Enter the Spaceman - That'd be Bill Lee, of course, the baseball cult hero whose latest lefty delivery involves running for governor of Vermont, on a platform that includes bringing the Expos back to Montreal and "voiding the border" between Quebec and Vermont, he told CBC Montreal:

"We can work with the business people and get them to realize that it's in the best interests of the American League, in the best interests of baseball, it's in the best interests of Canada and of Vermont that there's an American League team in Montreal."

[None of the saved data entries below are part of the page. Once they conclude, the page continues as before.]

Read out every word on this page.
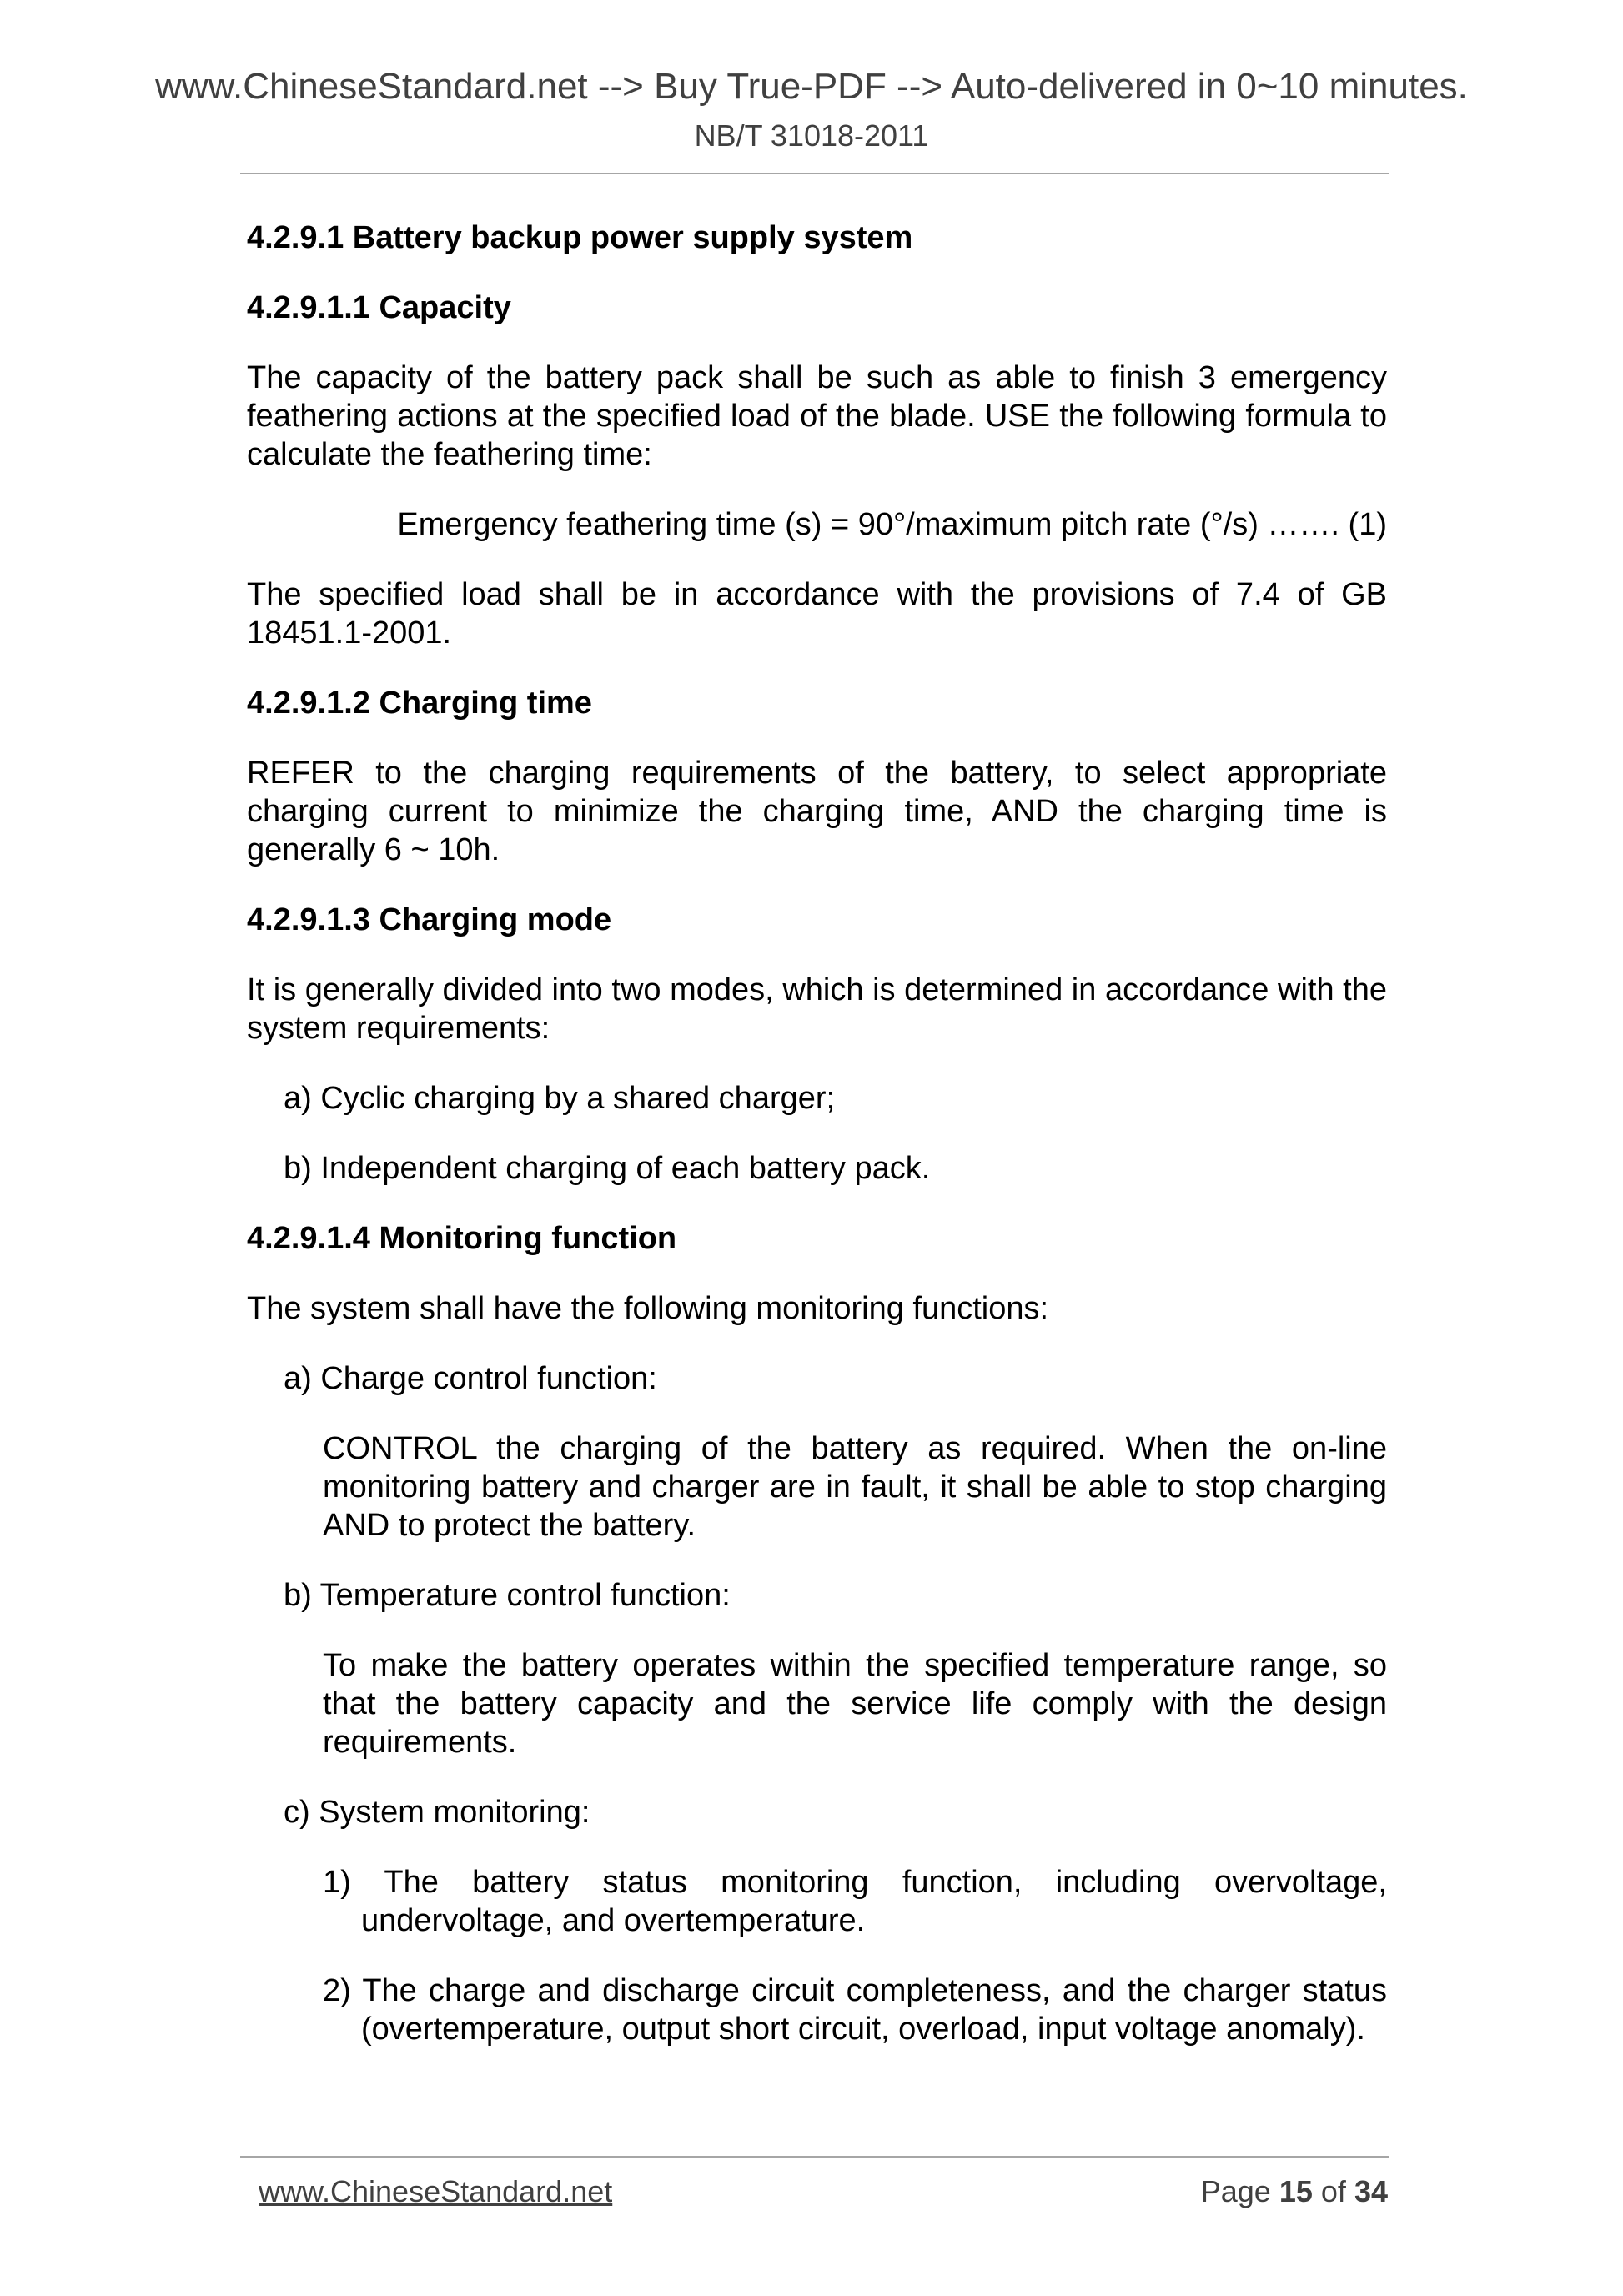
www.ChineseStandard.net --> Buy True-PDF --> Auto-delivered in 0~10 minutes.
NB/T 31018-2011

4.2.9.1 Battery backup power supply system

4.2.9.1.1 Capacity

The capacity of the battery pack shall be such as able to finish 3 emergency feathering actions at the specified load of the blade. USE the following formula to calculate the feathering time:

Emergency feathering time (s) = 90°/maximum pitch rate (°/s) ……. (1)

The specified load shall be in accordance with the provisions of 7.4 of GB 18451.1-2001.

4.2.9.1.2 Charging time

REFER to the charging requirements of the battery, to select appropriate charging current to minimize the charging time, AND the charging time is generally 6 ~ 10h.

4.2.9.1.3 Charging mode

It is generally divided into two modes, which is determined in accordance with the system requirements:

a) Cyclic charging by a shared charger;

b) Independent charging of each battery pack.

4.2.9.1.4 Monitoring function

The system shall have the following monitoring functions:

a) Charge control function:

CONTROL the charging of the battery as required. When the on-line monitoring battery and charger are in fault, it shall be able to stop charging AND to protect the battery.

b) Temperature control function:

To make the battery operates within the specified temperature range, so that the battery capacity and the service life comply with the design requirements.

c) System monitoring:

1) The battery status monitoring function, including overvoltage, undervoltage, and overtemperature.

2) The charge and discharge circuit completeness, and the charger status (overtemperature, output short circuit, overload, input voltage anomaly).

www.ChineseStandard.net	Page 15 of 34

Lee ran for US president in 1988 under the slogan "No guns. No butter. Both can kill" and under the banner of the Rhinoceros Party, though he didn't end up on the ballot. So this latest campaign, under the same Liberty Union Party that gave Bernie Sanders his start, is not exactly virgin territory for Lee, whose "so far left, I'm right, because the earth is round" perspective remains intact at age 69, along with a dream he related to NECN that involves a reunion of his two big-league homes from 1969 to '82:

"When the Expos come back, the Red Sox will come [to Montreal], and we can go up for 75 cents on the dollar, get some good beer and watch the Red Sox play."

Lee, who still pitches every weekend for the Burlington Cardinals in the Vermont Senior League, told CBC he'd exploit the Cardinals' road trips as his campaign trail. The state election takes place November 8, the day as the U.S. presidential election.

"Tell Mr. Pierre Elliott Trudeau's son that Vermont is going to be part of Canada," Lee said during the CBC interivew. "Welcome us with open arms — we'll do well for you."